An anonymous reader quotes a report from IEEE Spectrum: This work, done by two researchers at Binghamton University (Umur Aybars Ciftci and Lijun Yin) and one at Intel (Ilke Demir), was published in IEEE Transactions on Pattern Analysis and Machine Learning this past July. In an article titled, "FakeCatcher: Detection of Synthetic Portrait Videos using Biological Signals," the authors describe software they created that takes advantage of the fact that real videos of people contain physiological signals that are not visible to the eye. In particular, video of a person's face contains subtle shifts in color that result from pulses in blood circulation. You might imagine that these changes would be too minute to detect merely from a video, but viewing videos that have been enhanced to exaggerate these color shifts will quickly disabuse you of that notion. This phenomenon forms the basis of a technique called photoplethysmography, or PPG for short, which can be used, for example, to monitor newborns without having to attach anything to a their very sensitive skin.
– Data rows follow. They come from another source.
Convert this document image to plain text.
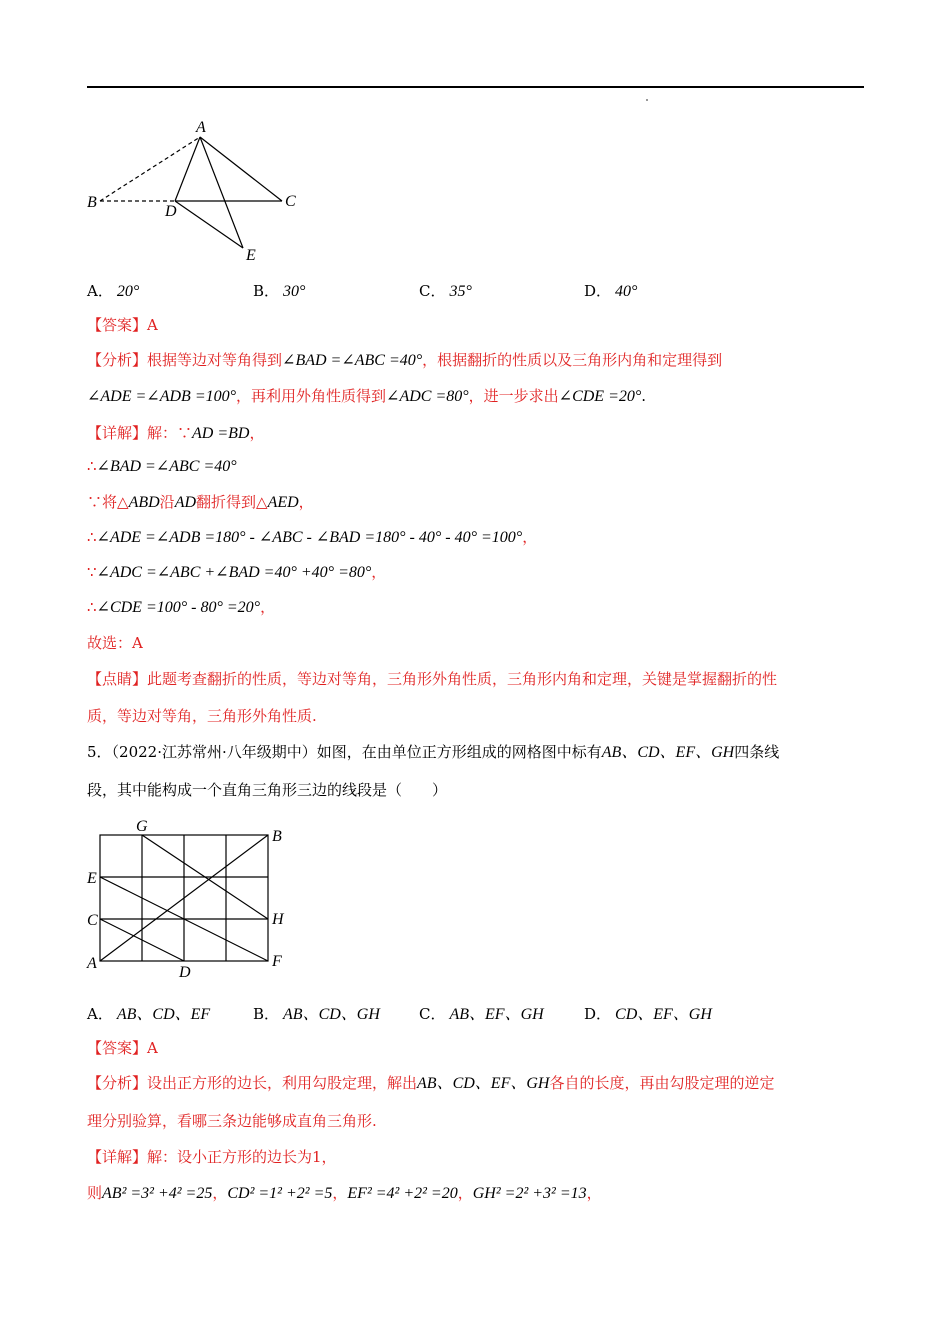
A
B	C
D
E
A． 20°	B． 30°	C． 35°	D． 40°
【答案】A
【分析】根据等边对等角得到∠BAD =∠ABC =40°，根据翻折的性质以及三角形内角和定理得到
∠ADE =∠ADB =100°，再利用外角性质得到∠ADC =80°，进一步求出∠CDE =20°.
【详解】解：∵AD =BD，
∴∠BAD =∠ABC =40°
∵将△ABD沿AD翻折得到△AED，
∴∠ADE =∠ADB =180° - ∠ABC - ∠BAD =180° - 40° - 40° =100°，
∵∠ADC =∠ABC +∠BAD =40° +40° =80°，
∴∠CDE =100° - 80° =20°，
故选：A
【点睛】此题考查翻折的性质，等边对等角，三角形外角性质，三角形内角和定理，关键是掌握翻折的性
质，等边对等角，三角形外角性质.
5．（2022·江苏常州·八年级期中）如图，在由单位正方形组成的网格图中标有AB、CD、EF、GH四条线
段，其中能构成一个直角三角形三边的线段是（　　）
G
B
E
C	H
A
D
F
A． AB、CD、EF	B． AB、CD、GH	C． AB、EF、GH	D． CD、EF、GH
【答案】A
【分析】设出正方形的边长，利用勾股定理，解出AB、CD、EF、GH各自的长度，再由勾股定理的逆定
理分别验算，看哪三条边能够成直角三角形.
【详解】解：设小正方形的边长为1，
则AB² =3² +4² =25，CD² =1² +2² =5，EF² =4² +2² =20，GH² =2² +3² =13，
Deep fakes don't lack such circulation-induced shifts in color, but they don't recreate them with high fidelity. The researchers at SUNY and Intel found that "biological signals are not coherently preserved in different synthetic facial parts" and that "synthetic content does not contain frames with stable PPG." Translation: Deep fakes can't convincingly mimic how your pulse shows up in your face. The inconsistencies in PPG signals found in deep fakes provided these researchers with the basis for a deep-learning system of their own, dubbed FakeCatcher, which can categorize videos of a person's face as either real or fake with greater than 90 percent accuracy. And these same three researchers followed this study with another demonstrating that this approach can be applied not only to revealing that a video is fake, but also to show what software was used to create it. In a newer paper (PDF), researchers showed that they "can distinguish with greater than 90 percent accuracy whether the video was real, or which of four different deep-fake generators was used to create a bogus video," the report adds.